For his portrayal of Jacob, Venn won the Favourite Male TV Personality accolade at the 2016 Screen Nation Film and Television Awards. He was also longlisted for Best Newcomer at the 21st National Television Awards.

Alison Graham of the Radio Times had a mixed response to the character. Following his debut, she branded him "a cocky narcissist". In a later review, Graham dubbed him "the hunky new nurse", whose "inability to find a shirt" had attracted attention from his female colleagues. Graham thought Jacob was "an insufferable know-it-all" and hoped he would have "a spectacular fall from grace very soon". Holly Wade, writing for the same publication, said "Senior Staff Nurse Jacob has ruffled feathers since he joined the ED a few weeks ago. He's impulsive and bossy but nonetheless pretty impressive."

Inside Soaps Allison Jones called him "no-nonsense" and thought he would be "a controversial character". She also thought that he would make a big impression on the ED, like Venn's EastEnders character Ray Dixon did on Albert Square. Elaine Reilly from What's on TV wrote, "When Jacob first joined the team he was cocky in the extreme. These days Jacob's mellowed into a confident, expert senior nurse and one of the foundations of the ED. Jacob has a red-hot temper. It's mostly under control – but not always!" Kayleigh Dray, writing for Closer believed that Connie and Jacob were "perfect for one another". The couple became popular with viewers, who dubbed them "#Jonnie" on social media.
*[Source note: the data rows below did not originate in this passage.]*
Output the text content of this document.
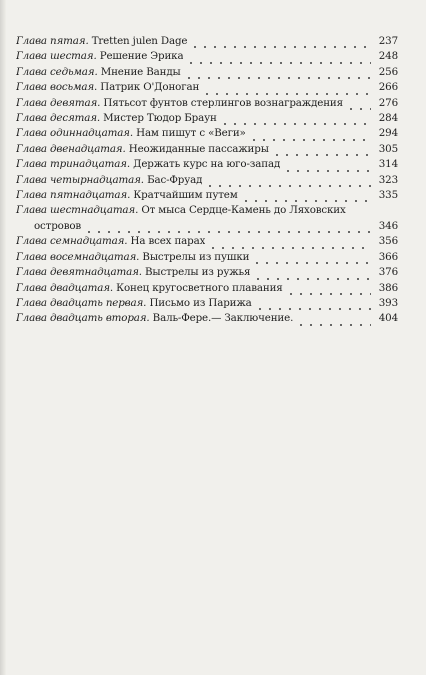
Глава пятая. Tretten julen Dage	237
Глава шестая. Решение Эрика	248
Глава седьмая. Мнение Ванды	256
Глава восьмая. Патрик О'Доноган	266
Глава девятая. Пятьсот фунтов стерлингов вознаграждения	276
Глава десятая. Мистер Тюдор Браун	284
Глава одиннадцатая. Нам пишут с «Веги»	294
Глава двенадцатая. Неожиданные пассажиры	305
Глава тринадцатая. Держать курс на юго-запад	314
Глава четырнадцатая. Бас-Фруад	323
Глава пятнадцатая. Кратчайшим путем	335
Глава шестнадцатая. От мыса Сердце-Камень до Ляховских
островов	346
Глава семнадцатая. На всех парах	356
Глава восемнадцатая. Выстрелы из пушки	366
Глава девятнадцатая. Выстрелы из ружья	376
Глава двадцатая. Конец кругосветного плавания	386
Глава двадцать первая. Письмо из Парижа	393
Глава двадцать вторая. Валь-Фере.— Заключение.	404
A Daily Mirror reporter branded Jacob "hunky", and they observed that he was "the hero of the Emergency Department" after correctly diagnosing two poisoned patients. When Jacob helped a man talk to his crush, another reporter for the publication commented that he was "Fancying himself as a bit of a ladies' man, and channelling Ryan Gosling in romcom Crazy Stupid Love." The Mirrors Nicola Methven dubbed the character a "hunky, maverick nurse". After Elle told Jacob that Blake was his son, Reilly (What's on TV) branded them a "traumatised trio".